Thursday 23 January 2014

Sachin Ramesh Tendulkar

Talking about the legends is not easy and I say this because words will always be less to describe them  and our love for them and their stories will be infinite.
In 1989 when a 16 year old boy walked in the middle of the park against Pakistan nobody had wondered that he will create wonders.
Yes I am talking about the super man of the Indian cricket...The Great Sachin Ramesh Tendulkar.

Named after his family's favorite music director, Sachin Dev Burman, Tendulkar wasn't a particularly gifted student, but he'd always show himself to be a standout athlete.At the age of 14 he scored 329 out of a world record stand of 664 in a school match. As his accomplishments grew, he became a sort of cult figure among Bombay schoolboys.
After high school Tendulkar enrolled at Kirti College, where his father also taught. The fact that he decided to go to the school where his father worked was of no surprise. Tendulkar's family is very close and years after he'd achieved stardom and cricket fame, he continued to live next door to his parents.

Sachin Tendulkar was born on April 24, 1973 in Bombay, India. Given his first cricket bat at the age 11, Tendulkar was just 16 when he became India's youngest Test cricketer. In 2005 he became the first cricketer to score 35 centuries in Test play. In 2007 Tendulkar reached another major milestone, becoming the first player to record 15,000 runs in one-day international play. In 2010 he scored
200* against South Africa





Tendulkar was just 23 when he was named captain of his country's team for the 1996 World Cup. While the tournament proved to be a disappointment for his country, Tendulkar did nothing to diminish his own standing as one of the world's dominant players. He finished out the World Cup as the event's top scorer.

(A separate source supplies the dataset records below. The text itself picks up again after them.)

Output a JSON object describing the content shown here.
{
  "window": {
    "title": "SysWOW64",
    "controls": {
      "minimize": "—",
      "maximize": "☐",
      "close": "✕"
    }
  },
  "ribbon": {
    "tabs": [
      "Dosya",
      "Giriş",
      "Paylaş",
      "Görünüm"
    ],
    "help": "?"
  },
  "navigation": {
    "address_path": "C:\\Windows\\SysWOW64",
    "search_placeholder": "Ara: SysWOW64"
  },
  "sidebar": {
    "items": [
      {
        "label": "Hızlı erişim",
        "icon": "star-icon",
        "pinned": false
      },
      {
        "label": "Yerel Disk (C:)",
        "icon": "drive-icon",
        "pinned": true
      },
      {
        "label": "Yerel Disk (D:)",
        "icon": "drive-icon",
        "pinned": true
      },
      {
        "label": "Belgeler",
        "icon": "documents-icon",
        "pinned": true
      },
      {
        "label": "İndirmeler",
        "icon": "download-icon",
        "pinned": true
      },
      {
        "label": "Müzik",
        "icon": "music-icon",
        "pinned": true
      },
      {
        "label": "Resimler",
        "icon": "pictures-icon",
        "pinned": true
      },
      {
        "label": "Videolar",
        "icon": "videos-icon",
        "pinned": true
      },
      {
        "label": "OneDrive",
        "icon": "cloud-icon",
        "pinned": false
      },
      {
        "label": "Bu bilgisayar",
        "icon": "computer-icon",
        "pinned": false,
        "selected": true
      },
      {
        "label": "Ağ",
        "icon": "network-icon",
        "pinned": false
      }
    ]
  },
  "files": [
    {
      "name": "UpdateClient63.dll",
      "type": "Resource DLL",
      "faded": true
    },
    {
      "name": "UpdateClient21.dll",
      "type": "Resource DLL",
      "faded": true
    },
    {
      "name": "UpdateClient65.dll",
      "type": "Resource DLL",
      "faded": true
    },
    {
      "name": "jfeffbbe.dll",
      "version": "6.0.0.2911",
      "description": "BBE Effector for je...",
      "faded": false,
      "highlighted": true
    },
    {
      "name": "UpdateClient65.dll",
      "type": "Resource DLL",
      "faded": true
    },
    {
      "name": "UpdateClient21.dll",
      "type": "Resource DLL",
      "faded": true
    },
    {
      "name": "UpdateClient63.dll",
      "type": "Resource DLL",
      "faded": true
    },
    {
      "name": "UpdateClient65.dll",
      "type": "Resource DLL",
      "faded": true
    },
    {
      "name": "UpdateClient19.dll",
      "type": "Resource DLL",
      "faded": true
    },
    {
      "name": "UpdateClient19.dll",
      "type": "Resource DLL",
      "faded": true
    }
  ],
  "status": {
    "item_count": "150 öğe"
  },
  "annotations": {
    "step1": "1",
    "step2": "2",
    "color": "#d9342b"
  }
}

But yes everything has to end

There is no Indian tradition of graceful retirement. The inherent human vanity of an authority reluctant to cede the public stage is reinforced by a culture of adulation, ululating crowds, of an uncritical elevation of heroes to godlike status by devotees who will not let go. In politics, in cinema, even in corporate business houses, old Indian men do not fade into the sunset. They hobble on and on. And when they die, they are “kept alive” by heirs who succeed them: sons, daughters, wives. Sport, by its very nature, is different: there is no elegant case for heirs on a cricket team, and the body imposes its own laws of retirement.
Yet Sachin and his fans have tried their best to defy those natural laws. After all, idolatry is an Indian art form. Some Indian gods have three heads, or 10 arms. Others have serpents coiled around their torsos, or rivers streaming from their heads. And one, Sachin, wields a sacred cricket bat, heavy, sweet, made of the finest willow.
There is more for a man who built his reputation not just on supreme batsmanship but also on his unwavering modesty, impeccable manners and an evident pleasure in being part of (and never greater than) the team on which he played, there has been an unlovely whiff of selfishness in his reluctance to give way to younger players, in his limpet-like clinging to his place, and in his relentless pursuit of milestones.

But we shouldn’t blame Sachin. In any other land, he would have aged.